Capítulo 1 Capítulo 1.0 Damian Stark
Do alto do meu império, observo Yarolensk com olhos de dono.
Cada prédio, cada luz, cada centímetro desta cidade me pertence de alguma forma. Gosto de lembrar a mim mesmo disso, porque poder é a única coisa que não posso perder. Ainda mais agora.
Mas mesmo com toda essa grandeza aos meus pés, minha mente insiste em me levar de volta àquela noite. A última vez em que olhei nos olhos do meu pai.
— Você precisa encontrá-la, Damian...
As palavras dele saíam com dificuldade, como se cada uma rasgasse seus pulmões.
— O seu destino já está traçado... Ela tem um sinal... Veja a imagem no cofre e a encontre... Não quebre essa promessa de sangue. Eu confio em você... Só ela poderá dar o herdeiro que continuará nossa linhagem...
Solto um suspiro pesado ao me lembrar dessa cena.
Achei absurdo.
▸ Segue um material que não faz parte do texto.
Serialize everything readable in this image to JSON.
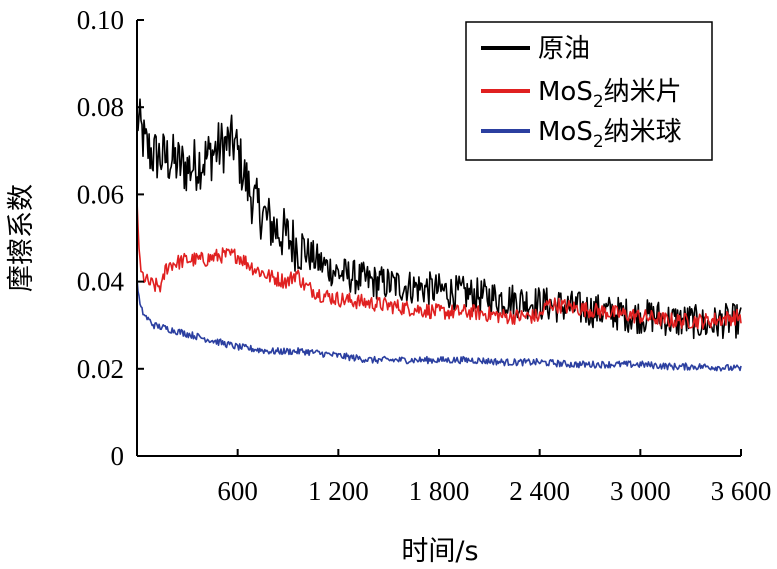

Ainda acho.
Uma garota roubada do berço... como eu poderia encontrá-la depois de tantos anos desaparecida? Se nem os pais conseguiram, como eu vou conseguir? Só com a maldita marca na nuca? Que teria poder sobre o meu destino? Que tipo de loucura é essa?
Mas agora, aos trinta e cinco anos, com o tempo me encarando como um inimigo silencioso, a descrença começa a ceder lugar à urgência. Eu preciso encontrá-la. E rápido.
Meus pensamentos são brutalmente interrompidos quando a porta do meu escritório se abre com um rangido suave.
Ela entra.
Pequena, trêmula, invisível aos olhos de quem não sabe observar. Diana. A secretária nova que mal fala e parece fugir de mim como se eu fosse um predador nato.
Traz uma bandeja nas mãos e uma xícara de café do jeito que eu gosto: forte, sem açúcar, direto — como tudo que valorizo na vida. Mas ela treme. E eu noto.
Quando seu olhar cruza com o meu, ela perde o ar. Não é a primeira vez que vejo isso acontecer, mas há algo diferente ali. Um desconforto mútuo, como se minha presença a desarmasse e, ao mesmo tempo... me tirasse do eixo.
Faço um pequeno gesto com os dedos, mandando-a se aproximar. E então acontece.
Ela tropeça. O café quente me atinge como uma maldição. Sinto o líquido queimar minha pele por baixo da camisa.
— Merda! — grunho, tentando afastar o tecido do corpo.
Ela se encolhe, assustada, e tenta consertar seu erro o que só piora a situação.
Vem até mim, trêmula, os dedos tentando desabotoar minha camisa como se tivesse autorização para isso. Mas eu não estou preparado para aquele toque.
Seguro seus pulsos. Forte.
Nossos olhares se encontram. O dela, amedrontado. O meu, furioso.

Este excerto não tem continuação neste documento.